This report presents the findings for the HSC component of the New Zealand Youth Tobacco Monitor. The survey explores 14 and 15-year-olds' smoking behaviours, and risk and protective factors associated with smoking. Topics include cessation, HSC interventions and youth culture.
Key Results
- Over two in five of participating students had ‘ever smoked’ a cigarette, even just on eor two puffs (44.0%)
- A smaller proportion of students in 2008 than in 2006 reported they had ‘ever smoked’ a cigarette, not even just a few puffs (44.0% and 49.7%, respectively)
- ‘Current smokers’ usually got their cigarettes from friends, from someone else who brought them or brought the cigarettes themselves (59.8%, 45.7% and 29.8%, respectively)

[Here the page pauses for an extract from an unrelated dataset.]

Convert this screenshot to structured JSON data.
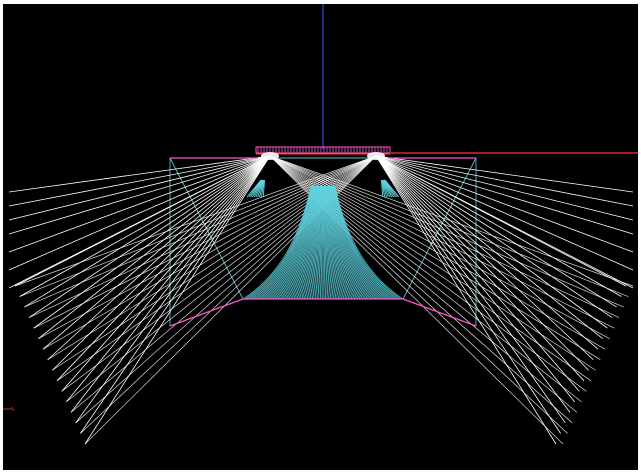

- Close to half of the ‘current smokers’ (47.0%) reported they wanted to stop smoking at the time of the survey
- Students reported their exposure to others’ smoking behaviour:
o 44.7% had other close friends who smoked, and 26.0% of their mother and 26.3% of their fathers smoked
o Around a third of the students (33.8%) reported at least one day a week when someone had smoked around them in their home. It was most likely to be their mother or father (46.1% and 36.6%, respectively)
o Just over a quarter (26.8%) reported that someone had smoked in their presence while travelling in a car or van in the seven days prior to the survey and almost two-thirds (63.0%) reported that people had smoked around them in places other than in their home.
- The majority of students believe cigarettes are harmful to their health and believe that smoking from other people’s cigarettes is also harmful to their health (93.7% and 93.2%, respectively)
- There was a increase in the proportions of students between 2006 and 2008 who showed an intention to definitely not smoke:
o a cigarette if offered one by their best friend (from 55.9% in 2006 to 62.9% in 2008)
o in the year following the survey (from 52.8% in 2006 to 60.8% in 2008)
o five years from the time of the survey (from 55.7% in 2006 to 64.5% in 2008).